The team experimented with SPSTM using an antiferromagnetic chromium (Cr) tip. The team studied the connection between C4 magnetic order and the suppression of superconductivity, performing high-resolution SPSTM scans of the C4 state with Cr tips, then comparing them with simulations. The results revealed the possibility that low-energy spin fluctuations in the C4 state cannot mediate pairing between electrons, resulting in a pairing of electrons that contradicts their natural urge to repel one another.
Lee and his researchers are enthusiastic about their findings and plans for future studies geared toward controlling superconductivity. “Our findings may be extended to future studies where magnetism and superconductivity are manipulated using spin-polarized and unpolarized currents, leading to novel antiferromagnetic memory devices and transistors controlling superconductivity.”
Lee will be discussing his team’s research and findings at McMaster University on March 22nd. “We have explored a new mechanism for switching magnetism and superconductivity in a magnetically frustrated iron-based superconductor using spin-polarized scanning tunneling microscopy (SPSTM). Out SPSTM study on single crystal Sr2VO3 bilayers shows that a spin-polarized tunneling current can switch the FeAs-layer magnetism into a non-trivial C4 order, which cannot be achieved by thermal excitation with unpolarized current. Our tunneling spectroscopy study shows that the induced C4 order has characteristics of plaquette antiferromagnetic order in the Fe layer temperature erases the C4 state.
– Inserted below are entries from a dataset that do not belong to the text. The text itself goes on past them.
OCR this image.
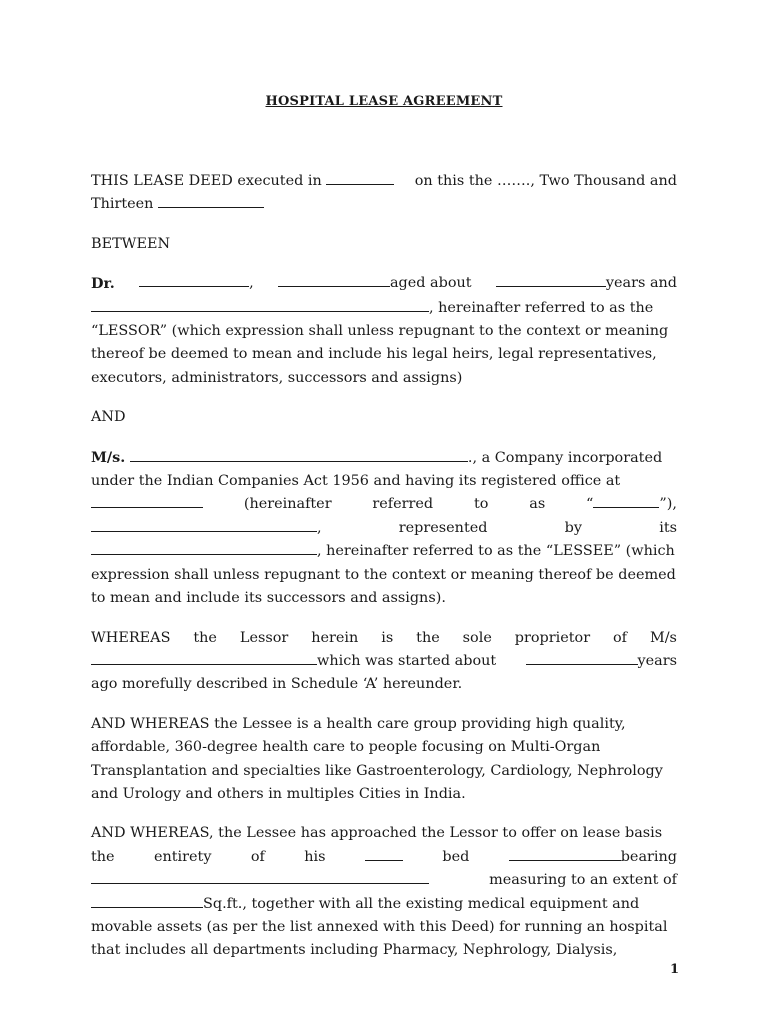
HOSPITAL LEASE AGREEMENT
THIS LEASE DEED executed in	on this the ……., Two Thousand and
Thirteen
BETWEEN
Dr.	,	aged about	years and
, hereinafter referred to as the
“LESSOR” (which expression shall unless repugnant to the context or meaning
thereof be deemed to mean and include his legal heirs, legal representatives,
executors, administrators, successors and assigns)
AND
M/s.	., a Company incorporated
under the Indian Companies Act 1956 and having its registered office at
(hereinafter	referred	to	as	“	”),
,	represented	by	its
, hereinafter referred to as the “LESSEE” (which
expression shall unless repugnant to the context or meaning thereof be deemed
to mean and include its successors and assigns).
WHEREAS the Lessor herein is the sole proprietor of M/s
which was started about	years
ago morefully described in Schedule ‘A’ hereunder.
AND WHEREAS the Lessee is a health care group providing high quality,
affordable, 360-degree health care to people focusing on Multi-Organ
Transplantation and specialties like Gastroenterology, Cardiology, Nephrology
and Urology and others in multiples Cities in India.
AND WHEREAS, the Lessee has approached the Lessor to offer on lease basis
the	entirety	of	his	bed	bearing
measuring to an extent of
Sq.ft., together with all the existing medical equipment and
movable assets (as per the list annexed with this Deed) for running an hospital
that includes all departments including Pharmacy, Nephrology, Dialysis,
1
“These results suggest a new possibility of switching local superconductivity by changing the symmetry of magnetic order with spin-polarized and unpolarized tunneling currents in iron-based superconductors. We also performed high-resolution quasiparticle interference measurements, self-consistent BCS theory-based QPI simulations and a detailed e-ph coupling analysis to provide direct atomic-scale proofs of enhancement of iron-based superconductivity due to the BCS mechanism based on forward-scattering interfacial phonons.”